Supper & Supper Launches Pointly for “Next Level” 3D Point Cloud Classification

Supper & Supper, a Berlin-based service data science service provider, has recently launched its cloud-based software called Pointly. The solution enables an accelerated manual classification of data points within point clouds using innovative artificial intelligence techniques.

Pointly’s approach is to use AI to create groups of similar objects from point clouds, and then the user can simply refine from there, rather than starting from zero in a manual classification process. Pointly enables the user to select swathes of ground with one click and small objects like street signs with the next, all while seeing the point clouds in their full resolution without compression. Backed by Azure Cloud Computing and paired with advanced 3D visualization, the software can display huge point clouds with fast, quick zooming and changing of detail levels.

Pointly can be used with lidar, photogrammetric or otherwise generated point clouds in .las/.laz format and enables the users to manage and structure them. The data can be organized by feature classes, categorizations, lists and tags to make it valuable for further processing.

Pointly’s users can choose between a free and a Professional Account. A professional account allows you to upload large point clouds and export classified results, and is priced based on usage, with some additional discounts available for education and research.
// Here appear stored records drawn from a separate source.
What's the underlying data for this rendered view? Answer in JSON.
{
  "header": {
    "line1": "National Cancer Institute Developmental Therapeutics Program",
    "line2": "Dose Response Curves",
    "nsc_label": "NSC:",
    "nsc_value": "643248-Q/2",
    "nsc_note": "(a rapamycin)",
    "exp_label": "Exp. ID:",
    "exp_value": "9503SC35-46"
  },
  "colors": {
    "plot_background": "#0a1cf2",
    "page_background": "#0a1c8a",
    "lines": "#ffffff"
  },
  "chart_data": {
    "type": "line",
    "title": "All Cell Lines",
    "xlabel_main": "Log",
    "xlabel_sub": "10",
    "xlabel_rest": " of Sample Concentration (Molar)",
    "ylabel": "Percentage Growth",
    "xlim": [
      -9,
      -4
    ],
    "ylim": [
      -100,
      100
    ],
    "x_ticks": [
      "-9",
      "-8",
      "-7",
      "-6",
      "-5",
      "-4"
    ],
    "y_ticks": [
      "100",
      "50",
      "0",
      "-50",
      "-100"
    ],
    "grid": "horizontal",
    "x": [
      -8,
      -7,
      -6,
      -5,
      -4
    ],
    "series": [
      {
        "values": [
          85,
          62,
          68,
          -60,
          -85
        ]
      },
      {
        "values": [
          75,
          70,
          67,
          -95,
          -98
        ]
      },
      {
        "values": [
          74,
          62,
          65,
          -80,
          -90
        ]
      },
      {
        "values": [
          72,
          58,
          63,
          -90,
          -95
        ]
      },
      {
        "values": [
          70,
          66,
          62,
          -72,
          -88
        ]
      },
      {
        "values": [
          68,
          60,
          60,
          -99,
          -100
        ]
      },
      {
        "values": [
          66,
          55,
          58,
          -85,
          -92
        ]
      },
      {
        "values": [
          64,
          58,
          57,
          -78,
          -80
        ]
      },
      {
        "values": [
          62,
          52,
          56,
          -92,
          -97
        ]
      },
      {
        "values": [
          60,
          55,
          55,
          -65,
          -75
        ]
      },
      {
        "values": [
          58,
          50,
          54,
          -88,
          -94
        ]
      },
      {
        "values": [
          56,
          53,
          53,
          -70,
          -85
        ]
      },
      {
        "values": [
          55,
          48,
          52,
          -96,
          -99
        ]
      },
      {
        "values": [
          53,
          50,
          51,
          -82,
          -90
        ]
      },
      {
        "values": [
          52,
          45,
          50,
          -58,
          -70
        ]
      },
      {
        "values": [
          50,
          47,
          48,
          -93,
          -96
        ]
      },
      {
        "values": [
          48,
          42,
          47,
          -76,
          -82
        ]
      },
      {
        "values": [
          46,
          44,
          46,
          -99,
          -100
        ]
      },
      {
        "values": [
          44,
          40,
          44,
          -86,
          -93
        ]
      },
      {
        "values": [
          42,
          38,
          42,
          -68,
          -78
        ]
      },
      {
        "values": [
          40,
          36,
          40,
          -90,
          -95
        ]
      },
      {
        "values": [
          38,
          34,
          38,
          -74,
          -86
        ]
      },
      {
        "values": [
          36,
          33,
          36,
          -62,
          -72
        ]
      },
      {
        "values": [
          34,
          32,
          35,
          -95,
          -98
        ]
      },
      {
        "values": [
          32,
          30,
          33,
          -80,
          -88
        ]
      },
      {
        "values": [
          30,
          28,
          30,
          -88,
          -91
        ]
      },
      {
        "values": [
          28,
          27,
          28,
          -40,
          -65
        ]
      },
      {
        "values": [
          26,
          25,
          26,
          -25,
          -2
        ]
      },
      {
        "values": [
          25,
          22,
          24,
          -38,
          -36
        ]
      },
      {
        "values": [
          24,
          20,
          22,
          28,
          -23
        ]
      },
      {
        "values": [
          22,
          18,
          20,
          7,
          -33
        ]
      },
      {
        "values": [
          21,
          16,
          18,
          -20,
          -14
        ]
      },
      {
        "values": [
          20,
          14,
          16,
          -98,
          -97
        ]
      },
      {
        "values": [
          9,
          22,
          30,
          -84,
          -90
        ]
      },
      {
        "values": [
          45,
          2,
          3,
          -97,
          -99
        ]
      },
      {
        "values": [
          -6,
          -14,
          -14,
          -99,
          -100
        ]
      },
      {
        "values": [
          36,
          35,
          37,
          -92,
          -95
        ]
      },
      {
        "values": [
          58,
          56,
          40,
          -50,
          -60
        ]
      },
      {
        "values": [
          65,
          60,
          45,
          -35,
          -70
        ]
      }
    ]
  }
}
Enview Explore Brings its AI Software to All

This month, 3D geospatial data company Enview has debuted a web application that leverages AI and cloud computing to automatically process 3D data at “unprecedented speed and scale” compared to more manual processing workflows. Three-dimensional unstructured data, such as LiDAR, contains incredible detail but is painfully slow to analyze manually. Enview Explore solves this problem by combining its novel AI with the power of cloud computing to automate 3D classification and segmentation, giving users scalability that can support city or even country-scale datasets.

While other traditional lidar processing software (e.g., those relying on cloud-based processing) have been getting more powerful, Enview Explore utilizes a new and innovative approach that applies AI to 3D data, yielding significantly faster results than traditional LiDAR software. San Gunawardana, Ph.D., co-founder and CEO of Enview asserts that their goal is to get actionable data to users as quickly as possible.

“We are solving one of the hardest problems in machine perception, and applying it to some of the most grounded and impactful challenges facing society. It is our goal to empower people with the confidence to perceive and navigate a rapidly changing world; Enview Explore is the natural next step in this journey and our team is excited to place this groundbreaking capability directly into the hands of operational end-users.”

The future of AI and reality capture

We’re already seeing companies like Bentley Systems incorporate machine learning and automation into parts of their workflows, and we’re also seeing the lidar companies themselves, like Kaarta, take their cloud processing to the next level through advanced algorithms designed to speed up processing. With the addition of new software processing players that are agnostic to sensors, this could mean that that there will be more ways to choose a “size” of processing that fits a particular job.

While we will see AI slip into existing software in more places in scanning workflows, we’ll also see new solutions like Enview and Pointly continue to crop up. As we are moving to democratizing the hardware, so, too, will these stand-alone solutions provide an option for the small to medium sized users that might be left out from other more all-inclusive software and hardware bundles.